In the National Heart, Lung, and Blood Institute's registry of coronary angioplasty, the initial mortality rate was higher in women (2.6% vs 0.3% for men, P < 0.001), but subsequent survival to 4 years did not differ (1). This is an old study (1985 to 1986), and it does not represent current status. In this study, all patients had vessels > 1.5 mm and similar operative mortality. The Cleveland Clinic reported that higher operative mortality in women was eliminated as a risk factor when body size was considered (2). They reported no sex differences in long-term survival after CABG. Vessel size is an important determinant of short- and long-term progression. Some of the differences between men and women may result from the difference in vessel size at baseline.

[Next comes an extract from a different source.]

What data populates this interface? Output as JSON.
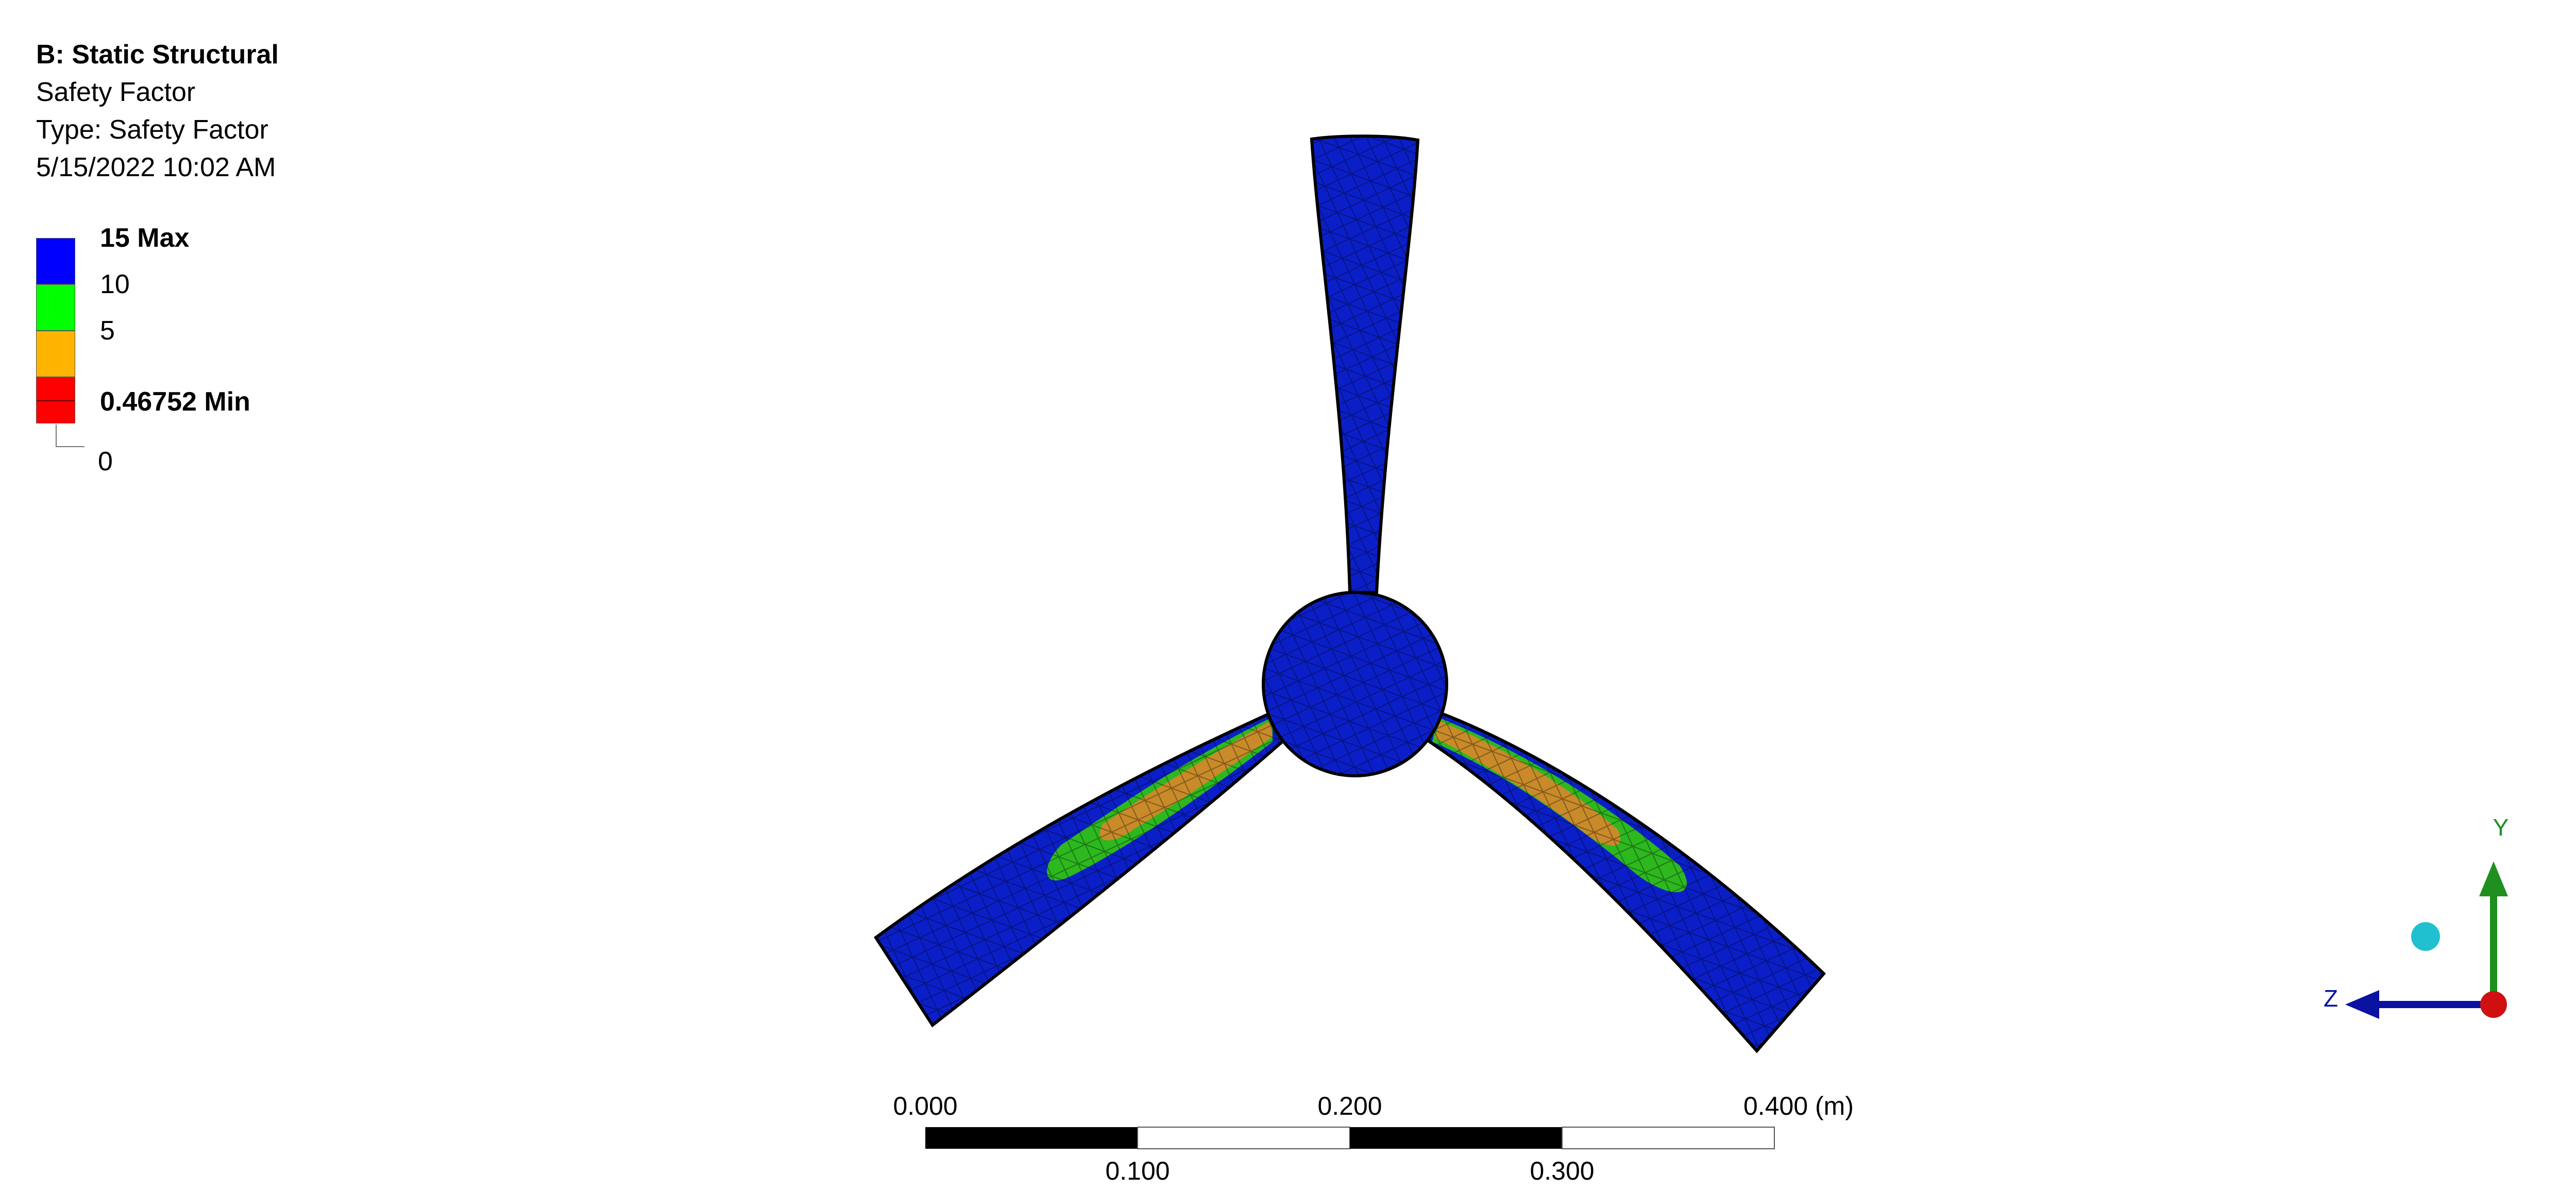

It seems that despite more comorbid conditions, women with larger coronary vessels have similar operative mortality rates and have at least similar and possibly better long-term survival rates than men. The coronary anatomy (particularly vessel size), left ventricular function, and severity of symptoms—not the patient's sex—should influence the decision for CABG.

Jai B. Agarwal, MD
UMDNJ Robert Wood Johnson Medical SchoolNew Brunswick, New Jersey, USA


1. Kelsey SF, James M, Holubkov AL, et al. Results of percutaneous transluminal coronary angioplasty in women. 1985-1986 National Heart, Lung, and Blood Institute's Coronary Angioplasty Registry. Circulation. 1993;87:720-7.

2. Loop FD, Golding LR, MacMillan JP, et al. Coronary artery surgery in women compared with men: analyses of risks and long-term results. J Am Coll Cardiol. 1983;1:383-90.